18 Hierarchical Clustering

Settling In

Sit wherever you want!
Prepare to take notes (find the QMD for today in the usual spot)
Catch up on any announcements you’ve missed on Slack
Fill out the Group Assignment Feedback Survey (Moodle > Surveys)
- Please be specific when specifying who you want to work with for the next group assignment

Registration Tips

Thinking about what MSCS course to take next semester? Consider the following:

Interested in working with data (eg wrangling, plotting, data acquisition, advanced data processing)? Try:
- COMP/STAT 112 (Intro to Data Science)
- COMP/STAT 212 (Intermediate Data Science)
Interested in data and society? Apply to be part of this pilot class:
- STAT 202 (2-credit Data and Society)
Interested in developing a mathematical foundation for better/deeper understanding of statistical methodology? Try:
- MATH/STAT 354 (Probability)
- STAT 452 (Correlated Data)
Interested in learning some computing techniques that are fundamental to data science? Try:
- COMP 123 (Core Concepts in Comp Sci)
- COMP 127 (Object-Oriented Programming and Abstraction)

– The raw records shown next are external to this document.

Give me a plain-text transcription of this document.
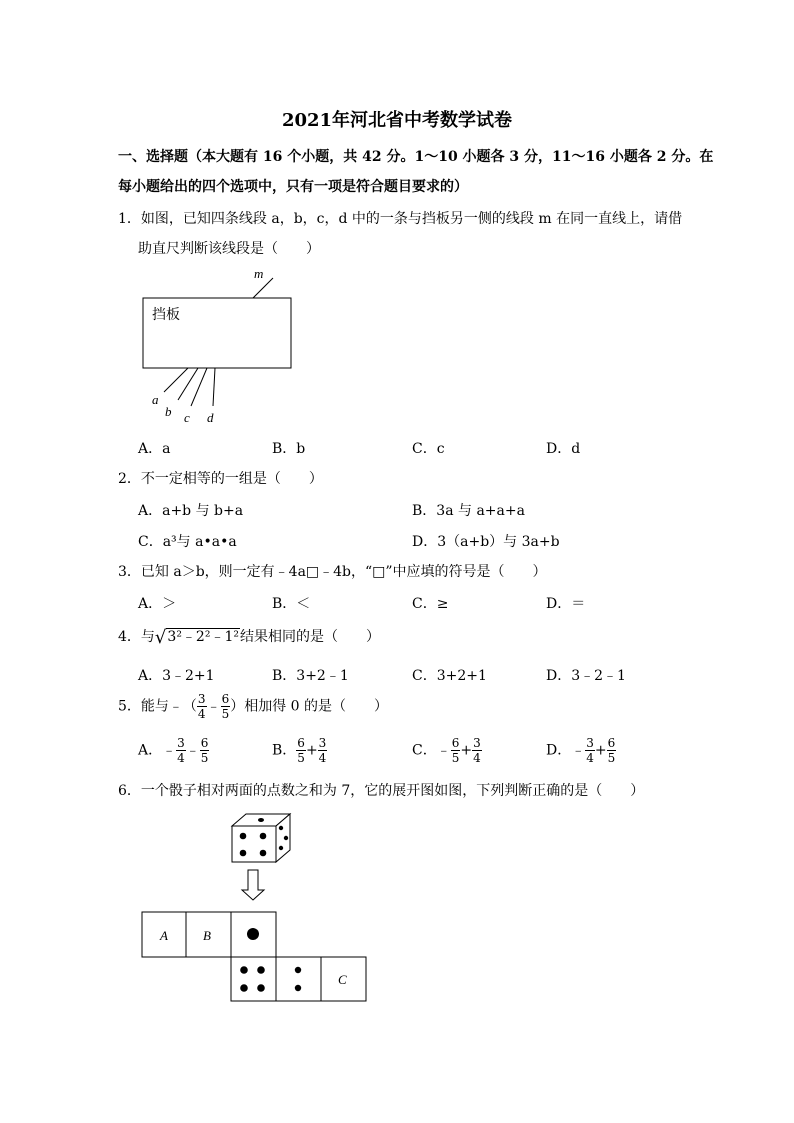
2021年河北省中考数学试卷
一、选择题（本大题有 16 个小题，共 42 分。1～10 小题各 3 分，11～16 小题各 2 分。在
每小题给出的四个选项中，只有一项是符合题目要求的）
1．如图，已知四条线段 a，b，c，d 中的一条与挡板另一侧的线段 m 在同一直线上，请借
助直尺判断该线段是（　　）
m
挡板
a
b c d
A．a	B．b	C．c	D．d
2．不一定相等的一组是（　　）
A．a+b 与 b+a	B．3a 与 a+a+a
C．a³与 a•a•a	D．3（a+b）与 3a+b
3．已知 a＞b，则一定有﹣4a□﹣4b，“□”中应填的符号是（　　）
A．＞	B．＜	C．≥	D．＝
4．与√3²﹣2²﹣1²结果相同的是（　　）
A．3﹣2+1	B．3+2﹣1	C．3+2+1	D．3﹣2﹣1
5．能与﹣（ $\frac{3}{4}$ ﹣ $\frac{6}{5}$ ）相加得 0 的是（　　）
A．﹣ $\frac{3}{4}$ ﹣ $\frac{6}{5}$	B． $\frac{6}{5} + \frac{3}{4}$	C．﹣ $\frac{6}{5} + \frac{3}{4}$	D．﹣ $\frac{3}{4} + \frac{6}{5}$
6．一个骰子相对两面的点数之和为 7，它的展开图如图，下列判断正确的是（　　）
A	B
C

NOTE: all of the highlighted courses above require permission of instructor to register. Fill out the corresponding interest form by April 16th if you’re interested in taking any of these courses: https://www.macalester.edu/mscs/mscs-course-waitlists/

Learning Goals

Clearly describe / implement by hand the hierarchical clustering algorithm
Compare and contrast k-means and hierarchical clustering in their outputs and algorithms
Interpret cuts of the dendrogram for single and complete linkage
Describe the rationale for how clustering algorithms work in terms of within-cluster variation
Describe the tradeoff of more vs. less clusters in terms of interpretability
Implement strategies for interpreting / contextualizing the clusters

Notes: Unsupervised Learning

Context

GOALS

Suppose we have a set of feature variables \((x_1,x_2,...,x_k)\) but NO outcome variable \(y\).

Instead of our goal being to predict/classify/explain \(y\), we might simply want to…

Examine the structure of our data.
Utilize this examination as a jumping off point for further analysis.

Unsupervised Methods

Cluster Analysis (Unit 6):

Focus: Structure among the rows, i.e. individual cases or data points.
Goal: Identify and examine clusters or distinct groups of cases with respect to their features x.
Methods: hierarchical clustering & K-means clustering

Dimension Reduction (Unit 7):

Focus: Structure among the columns, i.e. features x.
Goal: Combine groups of correlated features x into a smaller set of uncorrelated features which preserve the majority of information in the data. (We’ll discuss the motivation later!)
Methods: Principal components

Examples

Remember this from the first day of class?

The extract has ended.